We smile and laugh, jocularity all around. Then I drag him back to the point: the size of the screen on the television in the living area of Scarborough’s hotel room.
He finally concedes that it’s a good-size screen.
“And when it’s turned off, as you testified it was on the morning that you arrived at the scene, the screen surface on that set would appear as a dark, glossy glass. Is that a fair description?”
“Yes. I suppose.” I can tell by the look in his eye he’s starting to see it now, where I’m going.
“If you were to stand or sit in front of that big, dark, glass screen when the set was turned off, as it was when your men arrived, is it possible that you could see your own reflection in that screen?”
“Sure. It’s possible.”
“In fact, when that set is turned off, for all intents and purposes the screen acts like a mirror, doesn’t it?”
He looks at me but doesn’t answer. He wants to think about this.
“Yes or no?”
I turn back to my counsel table and pick up a copy of three of the photographs now in evidence.
“I don’t know if I’d go that far,” says Detrick, “but you could probably pick up reflections.”
“May I approach the witness, Your Honor?”
Quinn waves me on.
“Like the reflection in this photograph?” I hand it to the witness as I identify it so the prosecutor and the court can look at their own copies.
He looks at it quickly. “I suppose. Yes.”
I retrieve it from him and hold it up for the jury to see.
“Am I correct that this is a photograph taken by one of your crime-scene technicians?”
“That’s right.”
“And can you tell the jury what you see on the television screen in that photograph?” I show it to him again.
“I’d say that’s the reflection of the photographer and some flash from the strobe on his camera as he shot the picture.”
“And this one?” I hand him another photograph and identify it. “Tell us what you see on the dark television screen in that photograph.”
He puts on a pair of reading glasses now and holds the photo up to the light. “It looks like the reflection of one of my technicians.”
“And where is that technician standing, in relation to the chair that you marked in the diagram? The chair you believe the victim was sitting in when he was struck from behind?” I point to the chair in the scaled mock-up.
“Looks like he’s behind it,” says Detrick.
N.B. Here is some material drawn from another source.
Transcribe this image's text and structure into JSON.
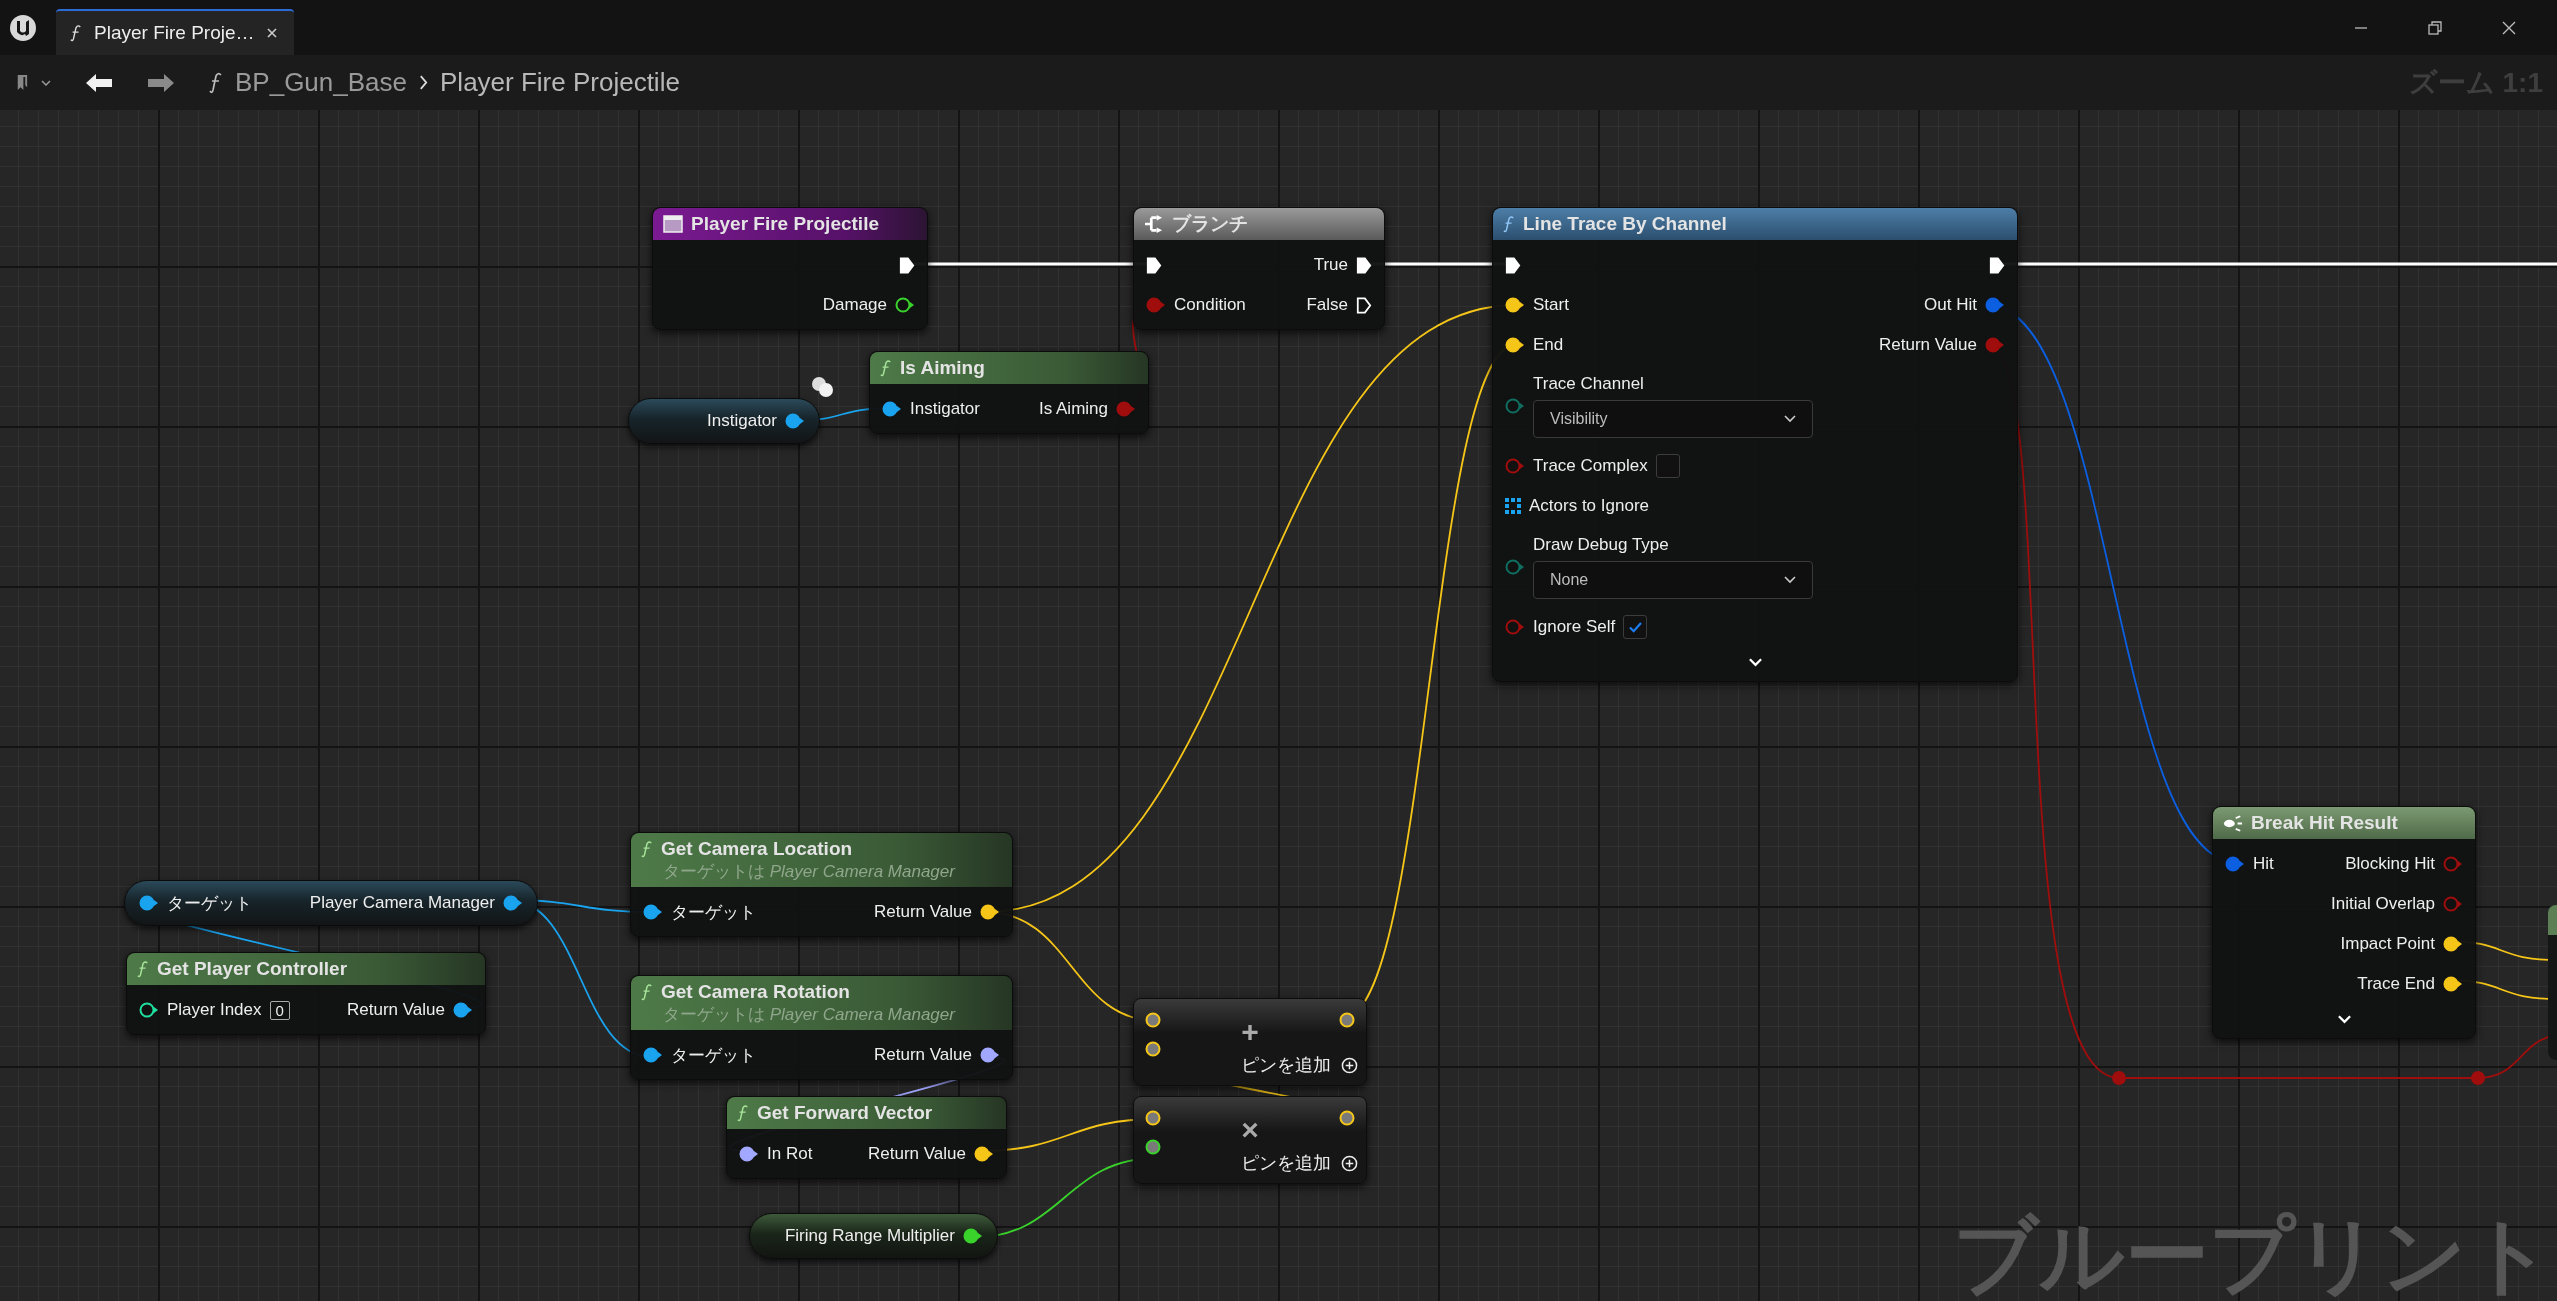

“Based on what you can see in that photograph, the reflection captured off the television screen shows one of your technicians standing behind the chair where the victim was murdered, is that right?”
“That’s what I said.”
“Detective Detrick, based on what you’ve seen in these two photographs, if you were sitting in that chair, looking at that dark television screen, and someone approached you from behind, wouldn’t you see his reflection in the screen?”
“I suppose if I was looking directly at the screen at the time.”
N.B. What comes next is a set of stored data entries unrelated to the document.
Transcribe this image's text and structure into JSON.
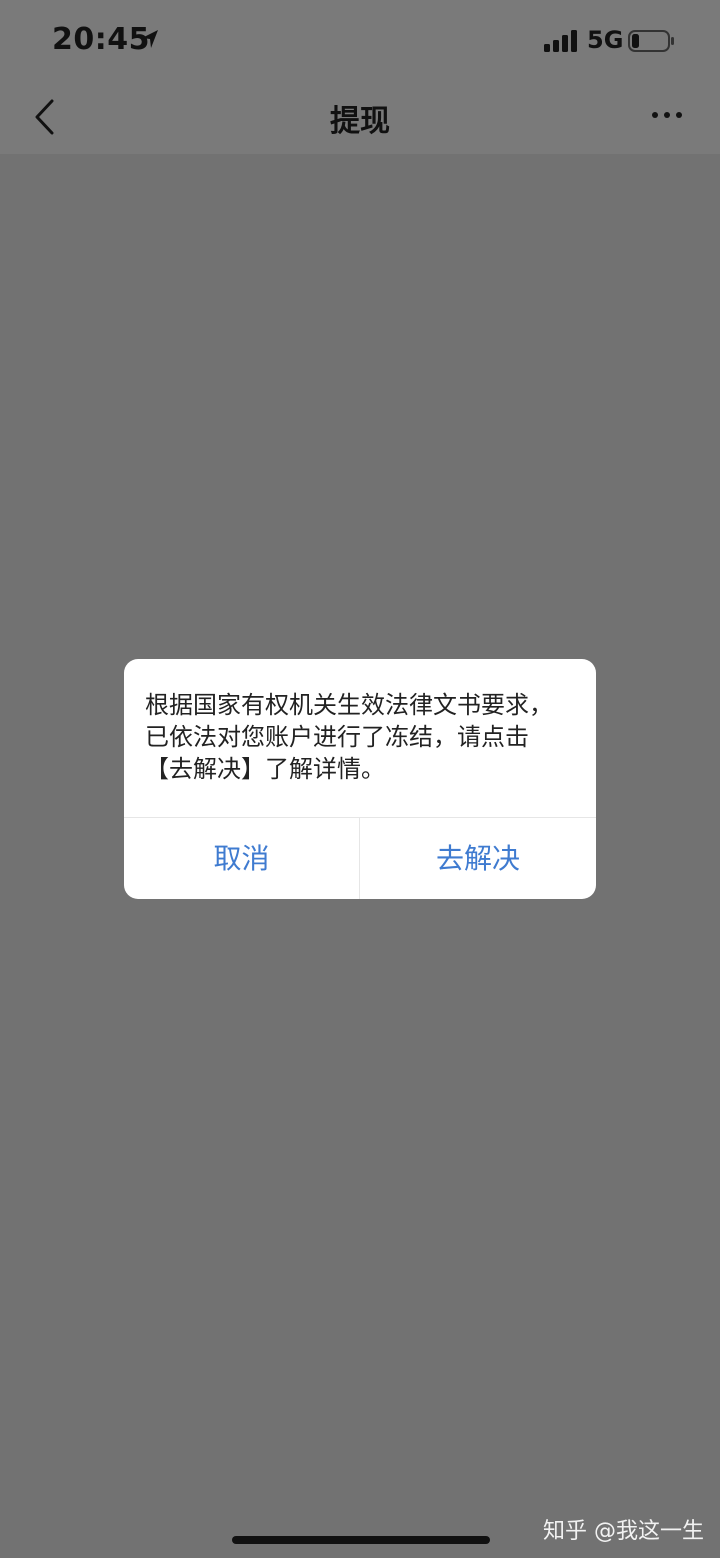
{
  "status_bar": {
    "time": "20:45",
    "network": "5G",
    "icons": [
      "location-arrow-icon",
      "signal-bars-icon",
      "battery-icon"
    ]
  },
  "nav": {
    "title": "提现",
    "icons": [
      "back-chevron-icon",
      "more-dots-icon"
    ]
  },
  "dialog": {
    "message": "根据国家有权机关生效法律文书要求，已依法对您账户进行了冻结，请点击【去解决】了解详情。",
    "cancel_label": "取消",
    "resolve_label": "去解决"
  },
  "watermark": "知乎 @我这一生",
  "colors": {
    "overlay_background": "#727272",
    "dialog_background": "#ffffff",
    "button_text": "#3f7bd0"
  }
}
“Even if you were doing something else-say, reading, looking at some information on paper while seated in that chair-and someone approached you from behind, isn’t it likely that the reflection of the person’s motion on that screen would draw your attention?”
“I don’t know. Can’t say. Too many variables,” he hedges.
“Like what?”
“Well, like how focused his concentration was on whatever he was doing. Whether he was looking down at the time, maybe reading something in his lap. Maybe the victim’s peripheral vision wasn’t that keen,” he says. “Maybe he was snoozing at the time.” Detrick smiles just a little.
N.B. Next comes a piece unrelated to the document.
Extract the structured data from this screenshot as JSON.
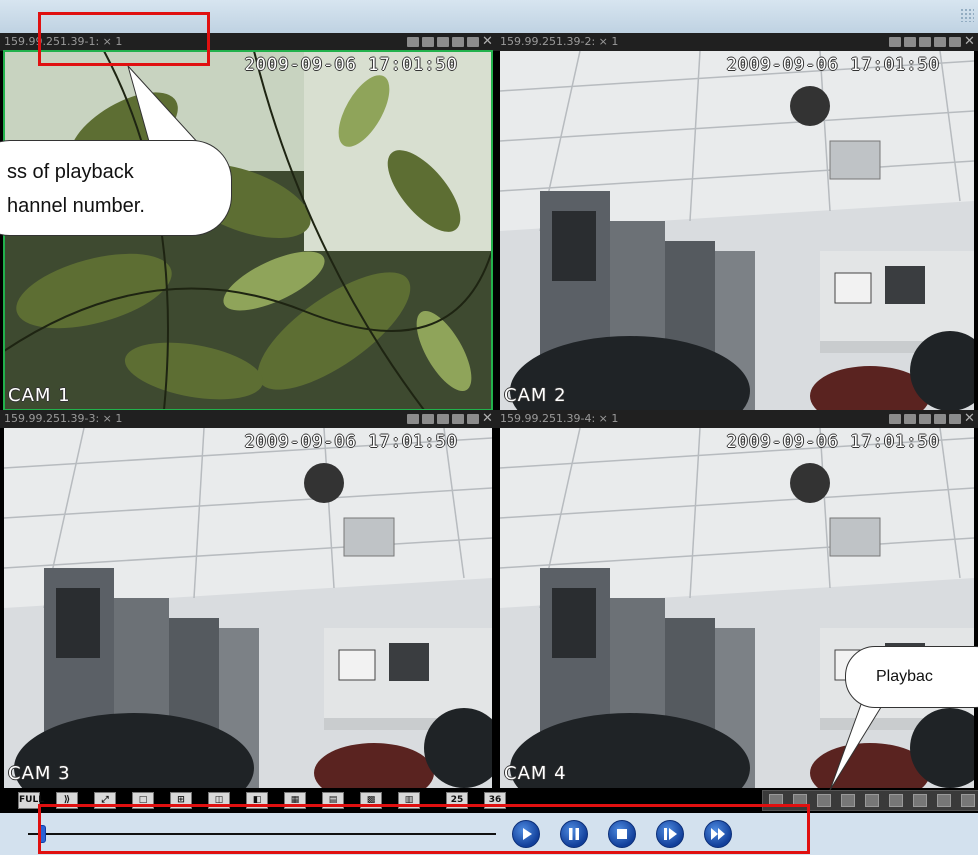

“Let’s suppose that he wasn’t snoozing. Let’s suppose that instead the victim was reading, looking through some papers. By the way, while we’re on the point, besides blood, did you or your officers collect anything else from the area directly around and under the victim’s body?”
“Yes. Some typed pages,” he says.
“Do you remember whether you or your officers examined any of those pages as to their content?”
“We did.”
“And what did you determine with regard to those pages?”
“The victim appeared to be going over notes, apparently in preparation for a television appearance that was scheduled for later that day.”
“Ah, so let’s assume that the victim wasn’t sleeping, that instead he was reading these papers at the time he was killed. Don’t you think if he was doing that and someone approached him from behind, the victim might see that movement in the television screen?”
“As I said earlier, I really can’t say. The answer would depend on too many things that I don’t know.”